According to a new report from the North American Securities Administrators Association (NASAA), cryptocurrency scams are the number one top investor threat "by far."
"NASAA's securities regulators revealed that investments related to cryptocurrencies and digital assets is our top investor threat," said Enforcement Section Committee Co-Chair Joseph P. Borg, Alabama Securities Commission Director.
"Stories of acrypto millionaires' attracted some investors to try their hand at investing in cryptocurrencies or crypto-related investments this year, and with them, many stories of those who bet big and lost big began appearing, and they will continue to appear in 2022," he said in a statement.
The most common telltale sign of an investment scam is an offer of guaranteed high returns with no risk.
"It is important for investors to understand what they are investing in and with whom they are investing," said Melanie Senter Lubin, NASAA President and Maryland Securities Commissioner.

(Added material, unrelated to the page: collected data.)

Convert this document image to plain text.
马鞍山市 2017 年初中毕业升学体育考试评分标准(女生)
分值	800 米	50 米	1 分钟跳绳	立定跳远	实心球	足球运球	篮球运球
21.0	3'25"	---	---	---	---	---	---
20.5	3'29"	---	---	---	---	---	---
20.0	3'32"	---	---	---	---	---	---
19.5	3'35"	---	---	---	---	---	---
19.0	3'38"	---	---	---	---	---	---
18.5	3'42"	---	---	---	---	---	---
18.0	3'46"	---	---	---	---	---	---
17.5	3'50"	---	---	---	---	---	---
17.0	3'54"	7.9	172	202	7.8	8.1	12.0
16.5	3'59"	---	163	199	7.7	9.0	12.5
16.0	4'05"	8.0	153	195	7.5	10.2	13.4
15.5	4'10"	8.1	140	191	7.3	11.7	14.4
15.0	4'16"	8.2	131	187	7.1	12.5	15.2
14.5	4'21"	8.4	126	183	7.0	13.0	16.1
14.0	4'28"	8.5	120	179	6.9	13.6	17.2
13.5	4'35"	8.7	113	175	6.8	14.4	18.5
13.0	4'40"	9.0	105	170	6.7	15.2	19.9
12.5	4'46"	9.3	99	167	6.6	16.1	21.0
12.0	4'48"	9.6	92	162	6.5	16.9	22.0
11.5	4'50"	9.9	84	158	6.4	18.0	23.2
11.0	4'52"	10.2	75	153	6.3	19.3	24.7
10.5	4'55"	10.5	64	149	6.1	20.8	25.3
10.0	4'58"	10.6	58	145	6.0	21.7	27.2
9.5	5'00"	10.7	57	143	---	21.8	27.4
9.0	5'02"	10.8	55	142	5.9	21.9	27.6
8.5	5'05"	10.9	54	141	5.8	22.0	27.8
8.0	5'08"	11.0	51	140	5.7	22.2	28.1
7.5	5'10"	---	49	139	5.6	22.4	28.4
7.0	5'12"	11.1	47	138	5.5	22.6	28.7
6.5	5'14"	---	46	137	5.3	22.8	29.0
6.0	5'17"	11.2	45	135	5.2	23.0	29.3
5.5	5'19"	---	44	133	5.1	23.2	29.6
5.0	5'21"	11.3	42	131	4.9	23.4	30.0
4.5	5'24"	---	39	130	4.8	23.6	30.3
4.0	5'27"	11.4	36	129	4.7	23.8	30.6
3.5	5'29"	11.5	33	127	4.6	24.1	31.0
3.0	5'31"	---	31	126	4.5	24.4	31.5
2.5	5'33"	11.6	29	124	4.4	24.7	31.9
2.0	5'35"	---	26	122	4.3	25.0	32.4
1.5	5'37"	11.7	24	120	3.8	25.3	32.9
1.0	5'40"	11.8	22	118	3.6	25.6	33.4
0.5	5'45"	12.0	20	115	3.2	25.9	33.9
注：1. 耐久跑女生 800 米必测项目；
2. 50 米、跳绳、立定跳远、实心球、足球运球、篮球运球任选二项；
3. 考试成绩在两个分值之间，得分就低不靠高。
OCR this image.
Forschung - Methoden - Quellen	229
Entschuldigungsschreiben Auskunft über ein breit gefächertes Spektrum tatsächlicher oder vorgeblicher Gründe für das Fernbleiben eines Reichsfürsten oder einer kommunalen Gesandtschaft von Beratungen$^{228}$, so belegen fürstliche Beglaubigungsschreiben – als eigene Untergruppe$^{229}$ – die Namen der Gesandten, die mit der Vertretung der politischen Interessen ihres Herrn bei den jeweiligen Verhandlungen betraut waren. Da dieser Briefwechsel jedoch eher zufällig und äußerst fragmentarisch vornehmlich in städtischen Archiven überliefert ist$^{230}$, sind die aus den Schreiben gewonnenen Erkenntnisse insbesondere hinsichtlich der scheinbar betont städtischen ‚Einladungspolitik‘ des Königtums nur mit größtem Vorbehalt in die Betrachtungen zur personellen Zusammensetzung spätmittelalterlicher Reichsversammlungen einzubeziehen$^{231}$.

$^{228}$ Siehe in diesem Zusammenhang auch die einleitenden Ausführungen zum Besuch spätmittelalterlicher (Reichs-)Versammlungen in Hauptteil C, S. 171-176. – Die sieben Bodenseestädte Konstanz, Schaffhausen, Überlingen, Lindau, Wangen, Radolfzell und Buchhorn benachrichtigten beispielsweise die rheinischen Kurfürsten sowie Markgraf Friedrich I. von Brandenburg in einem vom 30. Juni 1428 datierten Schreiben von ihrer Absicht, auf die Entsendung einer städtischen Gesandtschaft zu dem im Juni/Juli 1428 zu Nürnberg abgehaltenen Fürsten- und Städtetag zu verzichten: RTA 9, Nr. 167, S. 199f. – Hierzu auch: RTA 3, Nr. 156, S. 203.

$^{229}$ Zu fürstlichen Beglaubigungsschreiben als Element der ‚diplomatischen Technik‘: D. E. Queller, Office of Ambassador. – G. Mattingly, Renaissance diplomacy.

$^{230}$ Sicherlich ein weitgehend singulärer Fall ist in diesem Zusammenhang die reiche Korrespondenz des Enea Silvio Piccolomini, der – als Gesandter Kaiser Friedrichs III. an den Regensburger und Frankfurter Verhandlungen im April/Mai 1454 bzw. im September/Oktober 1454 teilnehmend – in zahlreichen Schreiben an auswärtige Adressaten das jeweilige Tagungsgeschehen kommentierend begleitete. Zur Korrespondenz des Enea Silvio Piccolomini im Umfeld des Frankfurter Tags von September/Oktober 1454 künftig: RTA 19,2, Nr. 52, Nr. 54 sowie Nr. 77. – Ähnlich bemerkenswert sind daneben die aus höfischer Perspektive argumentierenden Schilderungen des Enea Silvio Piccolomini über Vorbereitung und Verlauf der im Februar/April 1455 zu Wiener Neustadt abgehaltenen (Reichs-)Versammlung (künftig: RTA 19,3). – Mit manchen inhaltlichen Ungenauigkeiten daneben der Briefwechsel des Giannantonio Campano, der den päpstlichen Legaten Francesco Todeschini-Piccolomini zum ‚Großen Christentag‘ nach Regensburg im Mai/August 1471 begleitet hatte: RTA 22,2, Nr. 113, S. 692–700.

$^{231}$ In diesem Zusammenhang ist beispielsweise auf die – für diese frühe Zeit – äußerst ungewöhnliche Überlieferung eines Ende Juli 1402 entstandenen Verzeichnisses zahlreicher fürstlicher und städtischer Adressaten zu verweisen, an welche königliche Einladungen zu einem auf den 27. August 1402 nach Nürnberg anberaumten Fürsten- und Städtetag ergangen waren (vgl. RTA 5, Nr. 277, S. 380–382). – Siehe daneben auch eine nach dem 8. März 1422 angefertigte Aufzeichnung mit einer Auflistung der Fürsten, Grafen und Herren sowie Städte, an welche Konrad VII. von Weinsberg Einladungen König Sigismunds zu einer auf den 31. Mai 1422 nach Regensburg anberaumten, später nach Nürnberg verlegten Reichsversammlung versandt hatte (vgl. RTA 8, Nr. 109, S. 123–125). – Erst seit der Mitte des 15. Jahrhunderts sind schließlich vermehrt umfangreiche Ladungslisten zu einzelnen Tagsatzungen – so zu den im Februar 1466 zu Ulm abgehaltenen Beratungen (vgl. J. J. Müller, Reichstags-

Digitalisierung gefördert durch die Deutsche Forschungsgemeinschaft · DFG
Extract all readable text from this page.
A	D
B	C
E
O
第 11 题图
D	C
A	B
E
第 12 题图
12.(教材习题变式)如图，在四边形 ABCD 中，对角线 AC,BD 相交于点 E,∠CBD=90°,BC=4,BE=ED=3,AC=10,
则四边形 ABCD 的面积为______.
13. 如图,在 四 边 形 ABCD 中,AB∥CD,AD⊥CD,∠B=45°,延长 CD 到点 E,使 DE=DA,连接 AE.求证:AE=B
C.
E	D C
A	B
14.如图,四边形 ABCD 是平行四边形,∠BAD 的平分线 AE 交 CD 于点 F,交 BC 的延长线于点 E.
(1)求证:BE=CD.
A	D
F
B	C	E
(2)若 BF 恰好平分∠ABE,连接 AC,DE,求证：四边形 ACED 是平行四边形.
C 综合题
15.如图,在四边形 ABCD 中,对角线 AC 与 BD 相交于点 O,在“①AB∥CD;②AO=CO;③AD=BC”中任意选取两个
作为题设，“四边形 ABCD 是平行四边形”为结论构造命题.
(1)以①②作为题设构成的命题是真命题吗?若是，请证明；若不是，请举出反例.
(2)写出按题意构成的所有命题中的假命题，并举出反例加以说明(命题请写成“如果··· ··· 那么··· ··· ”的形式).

Digital assets do not fall neatly into the existing investor regulatory framework, and it may be easier for the promoters of these products to fleece the public.
All investments carry the risk that some, or all, of the invested funds could be lost.
"Investments in cryptocurrency trading programs, interests in crypto mining pools, crypto depository accounts and securitised tokens should be seen for what they are: extremely risky speculation with a high risk of loss," said Enforcement Section Committee Vice-Chair Joseph Rotunda.
Cryptocurrency scammers netted $7.7 billion worth of cryptocurrency from victims in 2021, an 81 per cent rise in losses compared to last year.
According to Blockchain analysis firm Chainalysis, nearly $1.1 billion of the $7.7 billion were attributed to a single scheme which allegedly targeted Russia and Ukraine.
A key source of rising cryptocurrency scams in 2021 were arug pulls', where the developers of a new cryptocurrency vanish and take supporters' funds with them.